Encontrei também Zu Xiu Hua, na província de Jilin, liderando um distrito de 20 mil membros. Quando as restrições governamentais contra a religião entraram em vigor, em 1989, a igreja naquela região experimentava grande crescimento. Ela relatou a história de um grande batismo conduzido pelo único pastor adventista que ali trabalhava naquela ocasião. Ele planejava realizar sozinho a cerimônia, mas havia muitos candidatos. Então, ele entrou no rio, proferiu a bênção batismal e permitiu que anciãos e diáconos o ajudassem mergulhando as pessoas nas águas batismais. Três mil pessoas foram batizadas durante três dias. Perguntei a Zu Xiu Hua, como isso foi possível. Ela respondeu: “As pessoas receberam estudos bíblicos, notaram nosso zelo e foram impressionadas pelo Espírito Santo.” Uma resposta simples e poderosa.
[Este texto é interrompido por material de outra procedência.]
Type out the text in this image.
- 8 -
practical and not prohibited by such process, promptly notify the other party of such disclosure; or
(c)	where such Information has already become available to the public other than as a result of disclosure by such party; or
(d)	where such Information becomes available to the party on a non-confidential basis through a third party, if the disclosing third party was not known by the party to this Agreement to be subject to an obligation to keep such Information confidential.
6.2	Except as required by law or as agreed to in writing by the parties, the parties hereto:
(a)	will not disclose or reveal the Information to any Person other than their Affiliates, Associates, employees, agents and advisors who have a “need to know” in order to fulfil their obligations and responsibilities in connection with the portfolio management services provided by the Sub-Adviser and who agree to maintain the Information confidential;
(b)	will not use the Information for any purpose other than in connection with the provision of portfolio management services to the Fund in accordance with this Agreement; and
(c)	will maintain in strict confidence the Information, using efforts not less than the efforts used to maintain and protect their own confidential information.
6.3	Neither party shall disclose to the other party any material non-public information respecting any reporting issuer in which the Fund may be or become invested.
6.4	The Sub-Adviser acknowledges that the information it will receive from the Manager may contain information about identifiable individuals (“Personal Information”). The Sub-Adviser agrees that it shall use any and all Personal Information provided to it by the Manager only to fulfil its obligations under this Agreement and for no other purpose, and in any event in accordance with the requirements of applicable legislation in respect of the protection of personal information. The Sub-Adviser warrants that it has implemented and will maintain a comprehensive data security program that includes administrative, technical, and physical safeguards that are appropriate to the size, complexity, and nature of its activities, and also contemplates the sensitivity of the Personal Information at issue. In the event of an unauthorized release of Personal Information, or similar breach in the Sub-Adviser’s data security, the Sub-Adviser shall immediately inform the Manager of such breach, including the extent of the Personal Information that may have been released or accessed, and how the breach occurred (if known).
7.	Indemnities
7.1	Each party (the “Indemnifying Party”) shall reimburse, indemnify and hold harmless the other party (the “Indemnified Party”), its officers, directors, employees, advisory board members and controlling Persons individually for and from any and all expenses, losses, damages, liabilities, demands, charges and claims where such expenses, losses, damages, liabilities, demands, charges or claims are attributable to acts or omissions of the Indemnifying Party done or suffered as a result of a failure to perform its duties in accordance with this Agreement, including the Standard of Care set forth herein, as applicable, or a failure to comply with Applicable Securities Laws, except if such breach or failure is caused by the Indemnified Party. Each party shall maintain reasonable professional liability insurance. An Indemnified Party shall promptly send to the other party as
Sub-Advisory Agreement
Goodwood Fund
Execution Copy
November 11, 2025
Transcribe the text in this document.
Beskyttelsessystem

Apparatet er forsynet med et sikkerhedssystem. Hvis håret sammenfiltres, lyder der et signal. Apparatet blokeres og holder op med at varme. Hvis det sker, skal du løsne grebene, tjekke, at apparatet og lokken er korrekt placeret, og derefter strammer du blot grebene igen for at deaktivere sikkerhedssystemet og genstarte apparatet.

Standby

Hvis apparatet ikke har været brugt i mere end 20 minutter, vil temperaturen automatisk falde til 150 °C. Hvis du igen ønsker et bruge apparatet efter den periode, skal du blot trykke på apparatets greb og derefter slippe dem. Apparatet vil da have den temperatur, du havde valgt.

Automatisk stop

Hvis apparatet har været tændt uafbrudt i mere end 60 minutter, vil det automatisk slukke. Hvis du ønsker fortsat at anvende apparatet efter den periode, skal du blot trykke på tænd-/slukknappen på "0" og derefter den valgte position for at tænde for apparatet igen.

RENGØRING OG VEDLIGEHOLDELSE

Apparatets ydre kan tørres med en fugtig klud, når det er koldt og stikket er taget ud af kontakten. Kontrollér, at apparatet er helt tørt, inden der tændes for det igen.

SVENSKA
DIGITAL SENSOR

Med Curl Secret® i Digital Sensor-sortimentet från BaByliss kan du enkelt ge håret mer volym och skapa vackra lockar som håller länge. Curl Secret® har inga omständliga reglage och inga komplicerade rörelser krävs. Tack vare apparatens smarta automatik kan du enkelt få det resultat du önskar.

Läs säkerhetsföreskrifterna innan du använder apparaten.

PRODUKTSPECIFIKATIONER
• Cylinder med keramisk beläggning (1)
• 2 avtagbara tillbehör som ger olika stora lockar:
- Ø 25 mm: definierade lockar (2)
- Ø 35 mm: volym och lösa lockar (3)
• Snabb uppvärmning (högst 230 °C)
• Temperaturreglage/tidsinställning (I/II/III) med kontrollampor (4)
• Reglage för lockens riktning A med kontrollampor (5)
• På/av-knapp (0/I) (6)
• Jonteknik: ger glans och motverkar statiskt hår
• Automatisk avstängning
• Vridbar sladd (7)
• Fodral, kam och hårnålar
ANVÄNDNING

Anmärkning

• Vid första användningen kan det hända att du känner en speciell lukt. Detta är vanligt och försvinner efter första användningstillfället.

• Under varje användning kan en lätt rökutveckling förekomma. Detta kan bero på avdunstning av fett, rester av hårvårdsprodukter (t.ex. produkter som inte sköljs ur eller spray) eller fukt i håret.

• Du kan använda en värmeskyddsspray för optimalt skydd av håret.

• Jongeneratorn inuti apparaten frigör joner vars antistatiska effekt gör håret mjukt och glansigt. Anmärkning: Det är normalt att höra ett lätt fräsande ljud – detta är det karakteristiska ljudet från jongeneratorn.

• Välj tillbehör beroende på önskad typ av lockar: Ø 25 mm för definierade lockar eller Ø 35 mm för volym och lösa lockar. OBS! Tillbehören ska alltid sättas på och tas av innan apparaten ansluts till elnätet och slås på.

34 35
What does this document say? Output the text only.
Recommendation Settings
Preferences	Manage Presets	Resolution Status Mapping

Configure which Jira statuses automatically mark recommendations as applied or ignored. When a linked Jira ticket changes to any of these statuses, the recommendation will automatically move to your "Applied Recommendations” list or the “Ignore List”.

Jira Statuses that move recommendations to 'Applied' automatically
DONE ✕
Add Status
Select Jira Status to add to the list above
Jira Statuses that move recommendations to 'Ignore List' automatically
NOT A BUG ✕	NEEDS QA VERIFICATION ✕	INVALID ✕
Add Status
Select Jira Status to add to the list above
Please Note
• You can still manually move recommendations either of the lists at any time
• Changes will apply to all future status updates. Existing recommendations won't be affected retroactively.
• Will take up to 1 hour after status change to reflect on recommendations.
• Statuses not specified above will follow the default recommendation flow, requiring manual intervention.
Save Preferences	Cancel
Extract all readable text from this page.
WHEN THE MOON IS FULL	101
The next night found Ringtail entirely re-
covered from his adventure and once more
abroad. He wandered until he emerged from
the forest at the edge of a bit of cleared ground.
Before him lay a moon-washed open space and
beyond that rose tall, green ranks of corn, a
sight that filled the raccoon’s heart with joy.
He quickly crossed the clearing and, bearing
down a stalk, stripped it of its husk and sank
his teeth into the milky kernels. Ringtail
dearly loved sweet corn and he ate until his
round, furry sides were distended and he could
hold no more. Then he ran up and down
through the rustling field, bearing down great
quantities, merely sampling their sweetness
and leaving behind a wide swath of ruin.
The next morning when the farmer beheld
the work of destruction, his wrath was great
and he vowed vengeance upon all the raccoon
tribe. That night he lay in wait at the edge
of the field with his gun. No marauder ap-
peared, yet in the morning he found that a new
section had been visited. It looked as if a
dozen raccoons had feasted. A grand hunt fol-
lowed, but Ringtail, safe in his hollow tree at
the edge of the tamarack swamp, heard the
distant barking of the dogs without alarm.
Algumas vezes retrocedemos o olhar para o extraordinário momento do Pentecostes e olhamos novamente para o futuro derramamento da Chuva Serôdia. Então, é fácil imaginar que ocupamos um espaço intermediário na História, e nos perguntamos: Onde estão os sinais e maravilhas? Onde está o espetáculo? Não nos enganemos: o Espírito de Deus está trabalhando hoje, independentemente do que pensemos a respeito de Seu trabalho.

É perigoso pensar em buscar o Espírito apenas como um poder futuro pelo qual devemos esperar e orar. De maneira arriscada, reduzimos o impacto prático do poder do Espírito aqui e agora, ao considerá-Lo algo fora de nosso alcance. Podemos nos tornar espiritualmente introspectivos e distraídos de nossa missão.

A presença e o poder do Espírito Santo em nossa vida e igreja sempre serão um subproduto, não o alvo, da obediência, de nossa boa vontade em confiar nossa vida, nossas ambições e escolhas à missão de Cristo. Pois quando nós, como igreja, focalizamos a missão e reunimos todos os nossos recursos para ela, nós nos abrimos ao influxo e à capacitação do Espírito Santo, sem o qual somos incapazes de cumprir a missão.

Através dos anos tenho estudado, ensinado e pregado sobre o Espírito Santo e, às vezes, tenho lutado para compreender a maneira pela qual Ele atua na igreja hoje. Mas continuo crendo que as perguntas mais importantes que podemos fazer sobre o Espírito são estas: Que diferença prática Ele faz em minha vida? Nas minhas decisões? Em meu estilo de liderança? Na atmosfera que tento cultivar em minha área de trabalho e na igreja? No modo pelo qual eu trato as pessoas, dentro e além da comunidade de fé? No trato que dispenso à missão que Deus me confiou?

O Espírito Santo está vivo. Ele está presente e atua hoje em Sua igreja e no povo de Deus, assim como fez no passado. Ele continuará agindo enquanto estivermos aqui.